The Democratic Attorneys General Association announced on Monday that it will only endorse candidates who openly and actively support reproductive rights and abortion care.
Sean Rankin, executive director of DAGA, told reporters in a Monday morning call that the association will not provide financial support or foster strategic partnerships for any AG candidate who has not made a “public declaration” in support of abortion rights.
“We’re proud to announce that starting with the 2020 AG elections, candidates seeking our endorsement and support will need to demonstrate their commitment to standing with the majority of Americans who support reproductive rights, including access to abortion,” Rankin said on a press call Monday.
DAGA, a national political organization that helps elect Democratic candidates running for state attorney general in the U.S., is the first political organization to impose this kind of litmus test on candidates seeking endorsement. There are currently 12 open state attorney general seats in the upcoming 2020 election.
“This is a historic announcement,” Alexis McGill Johnson, acting president and CEO of Planned Parenthood Action Fund, said during the Monday press call.

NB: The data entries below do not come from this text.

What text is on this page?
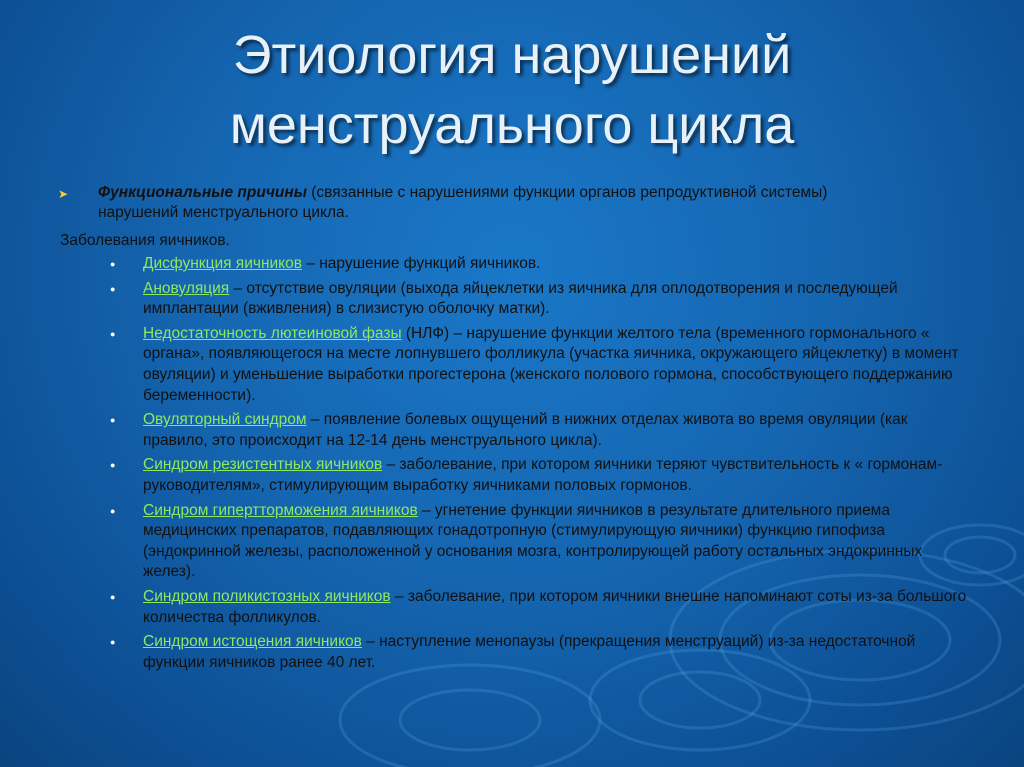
Этиология нарушений
менструального цикла
➤	Функциональные причины (связанные с нарушениями функции органов репродуктивной системы)
нарушений менструального цикла.
Заболевания яичников.
● Дисфункция яичников – нарушение функций яичников.
● Ановуляция – отсутствие овуляции (выхода яйцеклетки из яичника для оплодотворения и последующей имплантации (вживления) в слизистую оболочку матки).
● Недостаточность лютеиновой фазы (НЛФ) – нарушение функции желтого тела (временного гормонального « органа», появляющегося на месте лопнувшего фолликула (участка яичника, окружающего яйцеклетку) в момент овуляции) и уменьшение выработки прогестерона (женского полового гормона, способствующего поддержанию беременности).
● Овуляторный синдром – появление болевых ощущений в нижних отделах живота во время овуляции (как правило, это происходит на 12-14 день менструального цикла).
● Синдром резистентных яичников – заболевание, при котором яичники теряют чувствительность к « гормонам-руководителям», стимулирующим выработку яичниками половых гормонов.
● Синдром гипертторможения яичников – угнетение функции яичников в результате длительного приема медицинских препаратов, подавляющих гонадотропную (стимулирующую яичники) функцию гипофиза (эндокринной железы, расположенной у основания мозга, контролирующей работу остальных эндокринных желез).
● Синдром поликистозных яичников – заболевание, при котором яичники внешне напоминают соты из-за большого количества фолликулов.
● Синдром истощения яичников – наступление менопаузы (прекращения менструаций) из-за недостаточной функции яичников ранее 40 лет.
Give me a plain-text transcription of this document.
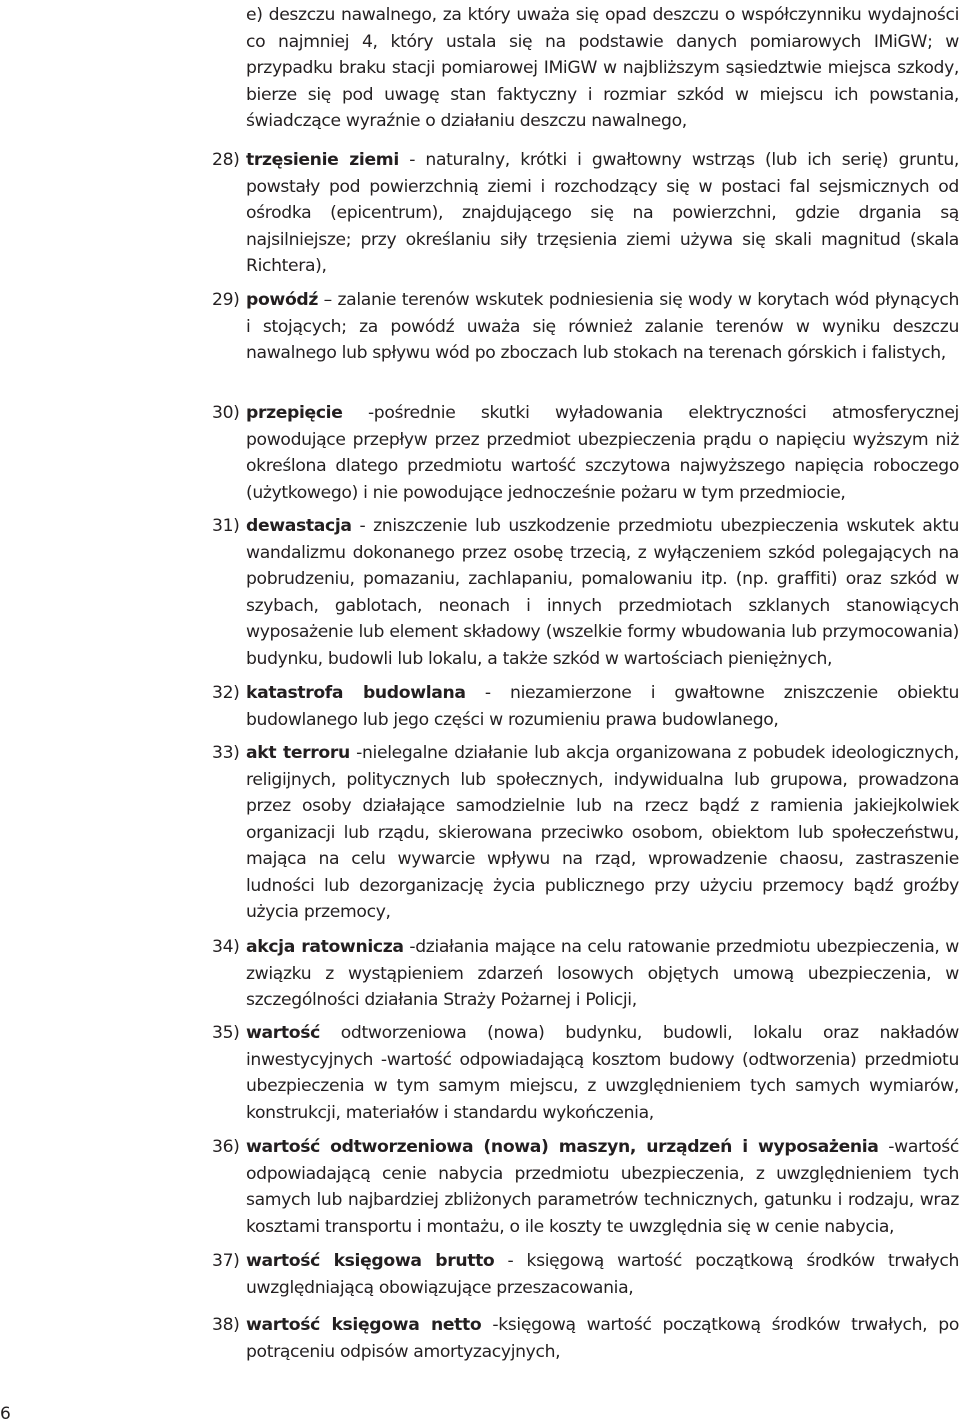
e) deszczu nawalnego, za który uważa się opad deszczu o współczynniku wydajności co najmniej 4, który ustala się na podstawie danych pomiarowych IMiGW; w przypadku braku stacji pomiarowej IMiGW w najbliższym sąsiedztwie miejsca szkody, bierze się pod uwagę stan faktyczny i rozmiar szkód w miejscu ich powstania, świadczące wyraźnie o działaniu deszczu nawalnego,
28) trzęsienie ziemi - naturalny, krótki i gwałtowny wstrząs (lub ich serię) gruntu, powstały pod powierzchnią ziemi i rozchodzący się w postaci fal sejsmicznych od ośrodka (epicentrum), znajdującego się na powierzchni, gdzie drgania są najsilniejsze; przy określaniu siły trzęsienia ziemi używa się skali magnitud (skala Richtera),
29) powódź – zalanie terenów wskutek podniesienia się wody w korytach wód płynących i stojących; za powódź uważa się również zalanie terenów w wyniku deszczu nawalnego lub spływu wód po zboczach lub stokach na terenach górskich i falistych,
30) przepięcie -pośrednie skutki wyładowania elektryczności atmosferycznej powodujące przepływ przez przedmiot ubezpieczenia prądu o napięciu wyższym niż określona dlatego przedmiotu wartość szczytowa najwyższego napięcia roboczego (użytkowego) i nie powodujące jednocześnie pożaru w tym przedmiocie,
31) dewastacja - zniszczenie lub uszkodzenie przedmiotu ubezpieczenia wskutek aktu wandalizmu dokonanego przez osobę trzecią, z wyłączeniem szkód polegających na pobrudzeniu, pomazaniu, zachlapaniu, pomalowaniu itp. (np. graffiti) oraz szkód w szybach, gablotach, neonach i innych przedmiotach szklanych stanowiących wyposażenie lub element składowy (wszelkie formy wbudowania lub przymocowania) budynku, budowli lub lokalu, a także szkód w wartościach pieniężnych,
32) katastrofa budowlana - niezamierzone i gwałtowne zniszczenie obiektu budowlanego lub jego części w rozumieniu prawa budowlanego,
33) akt terroru -nielegalne działanie lub akcja organizowana z pobudek ideologicznych, religijnych, politycznych lub społecznych, indywidualna lub grupowa, prowadzona przez osoby działające samodzielnie lub na rzecz bądź z ramienia jakiejkolwiek organizacji lub rządu, skierowana przeciwko osobom, obiektom lub społeczeństwu, mająca na celu wywarcie wpływu na rząd, wprowadzenie chaosu, zastraszenie ludności lub dezorganizację życia publicznego przy użyciu przemocy bądź groźby użycia przemocy,
34) akcja ratownicza -działania mające na celu ratowanie przedmiotu ubezpieczenia, w związku z wystąpieniem zdarzeń losowych objętych umową ubezpieczenia, w szczególności działania Straży Pożarnej i Policji,
35) wartość odtworzeniowa (nowa) budynku, budowli, lokalu oraz nakładów inwestycyjnych -wartość odpowiadającą kosztom budowy (odtworzenia) przedmiotu ubezpieczenia w tym samym miejscu, z uwzględnieniem tych samych wymiarów, konstrukcji, materiałów i standardu wykończenia,
36) wartość odtworzeniowa (nowa) maszyn, urządzeń i wyposażenia -wartość odpowiadającą cenie nabycia przedmiotu ubezpieczenia, z uwzględnieniem tych samych lub najbardziej zbliżonych parametrów technicznych, gatunku i rodzaju, wraz kosztami transportu i montażu, o ile koszty te uwzględnia się w cenie nabycia,
37) wartość księgowa brutto - księgową wartość początkową środków trwałych uwzględniającą obowiązujące przeszacowania,
38) wartość księgowa netto -księgową wartość początkową środków trwałych, po potrąceniu odpisów amortyzacyjnych,
6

“Attorneys general are in the front lines of the fight to protect our ability to access sexual and reproductive health care,” she added. “They protect people’s rights in and out of courtrooms across the country and they are the ones who fight back against unconstitutional bans on abortion.”
As part of the announcement, DAGA released a video featuring New York Attorney General Letitia James. “Attorneys general are on the front lines of the fight for reproductive freedom. They have the power to protect your rights,” James says in the video.
The litmus test, floated most recently in 2017 by Democratic National Committee Chairman Tom Perez, likely won’t have much of an impact at first. Currently, only one of the 27 sitting Democratic attorneys general is not in favor of abortion rights: Mississippi Attorney General Jim Hood, who has described himself as “pro-life.” The idea of implementing an abortion litmus test for candidates, however, could be adopted by other groups and have a larger effect.
Rankin did acknowledge in the Monday call that some states, mostly red states, make it more difficult for candidates to come out in support of abortion rights. A public declaration is still required for candidates running in more conservative states, but, Rankin added, DAGA will “work with our candidates to think through what the right steps are moving forward” after said declaration.
Former Sen. Heidi Heitkamp (D-N.D.), who served two terms as North Dakota’s attorney general, cautioned imposing litmus tests on Democratic candidates in red states.
“There are very principled people, who are Democrats, who feel very strongly about this issue for religious reasons and when you say you’re not welcome in our party I think it is exclusionary,” she told The New York Times. “You have to look at the totality of a candidate.”
The Republican Attorneys General Association issued a statement denouncing the litmus test on abortion rights.
“The only litmus test for an attorney general should be a belief in the rule of law and the courage to defend and uphold the Constitution,” RAGA executive director Adam Piper said. “While RAGA is focused on winning elections and the hearts and minds of voters, DAGA is focused on disregarding the rule of law and folding to the demands of extreme special interest groups.”
DAGA’s announcement comes on the heels of a wave of extreme anti-abortion restrictions passed in state legislatures across the country. Over the last year, several states, including Louisiana, Georgia, Ohio, Missouri and Michigan, have banned abortion as early as the first trimester of pregnancy. Alabama passed the strictest abortion restriction in the country in May, banning the procedure in all cases including rape and incest. Earlier this year, Texas lawmakers were considering the death penalty for any person who gets an abortion.
Many elected officials, including district attorneys and attorneys general, have vowed not to enforce their states’ new anti-abortion legislation. In June, over 40 elected officials, including 12 state attorneys general, signed a statement promising not “to prosecute personal healthcare choices criminalized under such laws.”
This article has been updated to include a comment from RAGA executive director Adam Piper.